Looks like this is how the custom images feature has been designed to work, thus we can add domain-mapping and domain-mapping-webhook to charm's config value custom_images (which is a simple dictionary).

orfeas-k commented 1 year ago

As mentioned in https://github.com/canonical/bundle-kubeflow/issues/680, we bumped onto this https://github.com/canonical/knative-operators/issues/147 so for Knative-serving, we will be configuring it to use 1.8.0 (knative-eventing already uses 1.8.0).

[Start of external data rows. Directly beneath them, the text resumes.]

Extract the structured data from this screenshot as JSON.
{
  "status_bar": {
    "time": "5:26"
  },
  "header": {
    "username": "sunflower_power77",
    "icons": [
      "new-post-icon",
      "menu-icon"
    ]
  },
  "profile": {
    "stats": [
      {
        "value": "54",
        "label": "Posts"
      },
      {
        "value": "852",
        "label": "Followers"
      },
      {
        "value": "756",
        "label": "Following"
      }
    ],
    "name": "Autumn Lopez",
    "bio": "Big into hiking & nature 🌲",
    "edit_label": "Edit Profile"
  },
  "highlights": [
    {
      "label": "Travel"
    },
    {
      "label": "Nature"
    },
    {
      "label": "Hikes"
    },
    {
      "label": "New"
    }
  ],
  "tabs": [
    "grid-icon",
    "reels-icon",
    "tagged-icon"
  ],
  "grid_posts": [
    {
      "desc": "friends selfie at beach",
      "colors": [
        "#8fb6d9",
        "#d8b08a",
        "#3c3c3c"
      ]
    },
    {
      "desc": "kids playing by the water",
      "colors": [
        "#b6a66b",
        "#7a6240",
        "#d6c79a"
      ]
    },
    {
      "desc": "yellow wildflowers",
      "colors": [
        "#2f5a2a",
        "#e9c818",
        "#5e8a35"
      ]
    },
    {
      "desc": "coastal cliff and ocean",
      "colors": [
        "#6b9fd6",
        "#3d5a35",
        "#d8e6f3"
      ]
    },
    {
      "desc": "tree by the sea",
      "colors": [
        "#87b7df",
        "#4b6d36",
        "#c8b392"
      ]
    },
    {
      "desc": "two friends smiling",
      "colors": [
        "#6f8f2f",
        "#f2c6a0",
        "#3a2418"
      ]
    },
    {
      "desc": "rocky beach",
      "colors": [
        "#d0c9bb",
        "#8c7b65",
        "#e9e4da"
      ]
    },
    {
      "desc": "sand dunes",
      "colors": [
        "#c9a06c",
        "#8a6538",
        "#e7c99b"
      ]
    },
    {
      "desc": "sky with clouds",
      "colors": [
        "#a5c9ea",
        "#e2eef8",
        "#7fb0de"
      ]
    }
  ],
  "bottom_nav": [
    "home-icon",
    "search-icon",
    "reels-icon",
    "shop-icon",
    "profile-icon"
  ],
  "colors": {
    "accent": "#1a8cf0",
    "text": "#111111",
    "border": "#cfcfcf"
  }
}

orfeas-k commented 1 year ago

Deploying knative charms in an airgrap environment works as expected apart from the activator deployment in the namespace knative-serving. Although the pod starts running, its container is never ready and logs the following constantly

{"severity":"ERROR","timestamp":"2023-09-04T08:41:28.454200818Z","logger":"activator","caller":"websocket/connection.go:144","message":"Websocket connection could not be established","commit":"e82287d","knative.dev/controller":"activator","knative.dev/pod":"activator-768b674d7c-dzd6f","error":"dial tcp: lookup autoscaler.knative-serving.svc.cluster.local: i/o timeout","stacktrace":"knative.dev/pkg/websocket.NewDurableConnection.func1\n\tknative.dev/pkg@v0.0.0-20221011175852-714b7630a836/websocket/connection.go:144\nknative.dev/pkg/websocket.(*ManagedConnection).connect.func1\n\tknative.dev/pkg@v0.0.0-20221011175852-714b7630a836/websocket/connection.go:225\nk8s.io/apimachinery/pkg/util/wait.ConditionFunc.WithContext.func1\n\tk8s.io/apimachinery@v0.25.2/pkg/util/wait/wait.go:222\nk8s.io/apimachinery/pkg/util/wait.runConditionWithCrashProtectionWithContext\n\tk8s.io/apimachinery@v0.25.2/pkg/util/wait/wait.go:235\nk8s.io/apimachinery/pkg/util/wait.runConditionWithCrashProtection\n\tk8s.io/apimachinery@v0.25.2/pkg/util/wait/wait.go:228\nk8s.io/apimachinery/pkg/util/wait.ExponentialBackoff\n\tk8s.io/apimachinery@v0.25.2/pkg/util/wait/wait.go:423\nknative.dev/pkg/websocket.(*ManagedConnection).connect\n\tknative.dev/pkg@v0.0.0-20221011175852-714b7630a836/websocket/connection.go:222\nknative.dev/pkg/websocket.NewDurableConnection.func2\n\tknative.dev/pkg@v0.0.0-20221011175852-714b7630a836/websocket/connection.go:162"}
{"severity":"ERROR","timestamp":"2023-09-04T08:41:28.787749703Z","logger":"activator","caller":"websocket/connection.go:191","message":"Failed to send ping message to ws://autoscaler.knative-serving.svc.cluster.local:8080","commit":"e82287d","knative.dev/controller":"activator","knative.dev/pod":"activator-768b674d7c-dzd6f","error":"connection has not yet been established","stacktrace":"knative.dev/pkg/websocket.NewDurableConnection.func3\n\tknative.dev/pkg@v0.0.0-20221011175852-714b7630a836/websocket/connection.go:191"}
{"severity":"WARNING","timestamp":"2023-09-04T08:41:31.05744278Z","logger":"activator","caller":"handler/healthz_handler.go:36","message":"Healthcheck failed: connection has not yet been established","commit":"e82287d","knative.dev/controller":"activator","knative.dev/pod":"activator-768b674d7c-dzd6f"}

Trying to debug this, we also deployed the above charms in a non-airgapped environment and noticed that the pod has the same logs there too, but its container is being able to go to ready. Investigating this further, and inside the airgapped env, we noticed the following in the CoreDNS pod's logs:

[INFO] 10.1.205.153:40339 - 44253 "AAAA IN autoscaler.knative-serving.svc.cluster.local.lxd. udp 66 false 512" - - 0 2.000241772s
[INFO] 10.1.205.153:56166 - 44510 "A IN autoscaler.knative-serving.svc.cluster.local.lxd. udp 66 false 512" - - 0 2.000258023s
[ERROR] plugin/errors: 2 autoscaler.knative-serving.svc.cluster.local.lxd. AAAA: read udp 10.1.205.163:34994->8.8.8.8:53: i/o timeout
[ERROR] plugin/errors: 2 autoscaler.knative-serving.svc.cluster.local.lxd. A: read udp 10.1.205.163:34020->8.8.4.4:53: i/o timeout

Looking at the above, we start to believe that this has to do with the way our airgrapped environment is being set up (more info about environment here https://github.com/canonical/bundle-kubeflow/pull/682):

From the above, we 've lead to believe that it could be that the request to 8.8.x.x slow response results in a timeout that blocks the container from going to READY.

Solution

Configure airgap environment to immediately reject requests towards outside the cluster.